Kunstler: The dirty secret all along was that by 2005 there was no economy left in the USA beyond the suburban sprawl economy with its so-called "consumer" nexus -- largely devoted to the outfitting of suburbia.

Kunstler: More mortgage debt (and credit card and car loan debt) will go bad and the investment paper that represents it will go bad and it will eventually destroy our current system for accumulating, valuing, and deploying wealth. It will not destroy the function of capital -- no matter how many angry intellectuals inveigh against the straw man of capital-ism, as if it were merely a belief system - but it will be a long long time before anything sturdy or credible in the way of banking will be reconstructed out of the wreckage.
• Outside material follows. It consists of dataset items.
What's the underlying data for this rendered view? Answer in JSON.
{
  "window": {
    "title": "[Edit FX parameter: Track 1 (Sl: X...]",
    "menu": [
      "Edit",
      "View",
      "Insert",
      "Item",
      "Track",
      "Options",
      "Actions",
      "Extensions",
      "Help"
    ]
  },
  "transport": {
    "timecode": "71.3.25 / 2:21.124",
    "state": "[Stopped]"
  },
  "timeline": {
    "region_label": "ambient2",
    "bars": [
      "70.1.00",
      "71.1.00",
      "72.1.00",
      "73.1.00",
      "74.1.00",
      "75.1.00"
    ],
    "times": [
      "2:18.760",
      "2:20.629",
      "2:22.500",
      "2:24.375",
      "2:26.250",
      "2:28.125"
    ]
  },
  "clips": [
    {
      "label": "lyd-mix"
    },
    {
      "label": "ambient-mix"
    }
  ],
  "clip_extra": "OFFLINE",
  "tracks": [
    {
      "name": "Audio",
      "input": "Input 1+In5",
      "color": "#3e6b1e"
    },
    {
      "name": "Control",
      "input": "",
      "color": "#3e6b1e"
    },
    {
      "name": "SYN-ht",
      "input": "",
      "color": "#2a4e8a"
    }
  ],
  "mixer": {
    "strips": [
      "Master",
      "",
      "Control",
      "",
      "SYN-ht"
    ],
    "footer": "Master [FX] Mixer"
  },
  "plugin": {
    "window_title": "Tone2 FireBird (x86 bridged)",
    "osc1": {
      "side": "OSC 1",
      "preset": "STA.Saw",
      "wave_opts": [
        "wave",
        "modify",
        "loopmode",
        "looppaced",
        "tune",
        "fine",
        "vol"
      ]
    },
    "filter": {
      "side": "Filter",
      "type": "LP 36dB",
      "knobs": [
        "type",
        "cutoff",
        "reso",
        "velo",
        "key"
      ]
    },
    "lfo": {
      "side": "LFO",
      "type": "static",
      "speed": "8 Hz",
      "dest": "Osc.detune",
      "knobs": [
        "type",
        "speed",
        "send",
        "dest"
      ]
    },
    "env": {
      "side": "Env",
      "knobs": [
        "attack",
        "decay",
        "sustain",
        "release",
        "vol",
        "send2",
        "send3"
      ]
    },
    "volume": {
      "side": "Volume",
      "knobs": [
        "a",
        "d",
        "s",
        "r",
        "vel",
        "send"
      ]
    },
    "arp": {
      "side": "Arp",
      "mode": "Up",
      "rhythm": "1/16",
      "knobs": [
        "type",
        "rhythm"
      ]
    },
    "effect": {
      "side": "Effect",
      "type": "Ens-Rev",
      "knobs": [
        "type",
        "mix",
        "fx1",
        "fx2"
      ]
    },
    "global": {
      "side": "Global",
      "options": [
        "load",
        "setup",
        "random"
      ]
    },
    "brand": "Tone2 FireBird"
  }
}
SHOOT: Here Jim Kunstler makes the point that we can't go back to the way things were even if we insist. Finance has become, just like almost everything else, fantasy.
clipped from kunstler.com
The suburban project caught a second wind in the 1990s, when the last great non-OPEC oil fields of the North Sea, Alaska, and Siberia nullified the grip of the Islamic cartel for while, and sent the price of oil down to $11-a-barrel.
Ironically, it was during those years that the warnings of "peak oil" first circulated beyond the geology offices, and it was clear to anyone who reflected on the connections that the project of suburbia was doomed.
By a fortuitous coincidence, the revolution in computers enabled Wall Street bankers to concoct abstruse new species of tradable paper securities based on bundles of debt that seemed to produce miraculous earnings. It had the added advantage of being inscrutable to both investors and financial regulators
Due diligence became impossible and moral hazard spread like ringworm in a dormitory.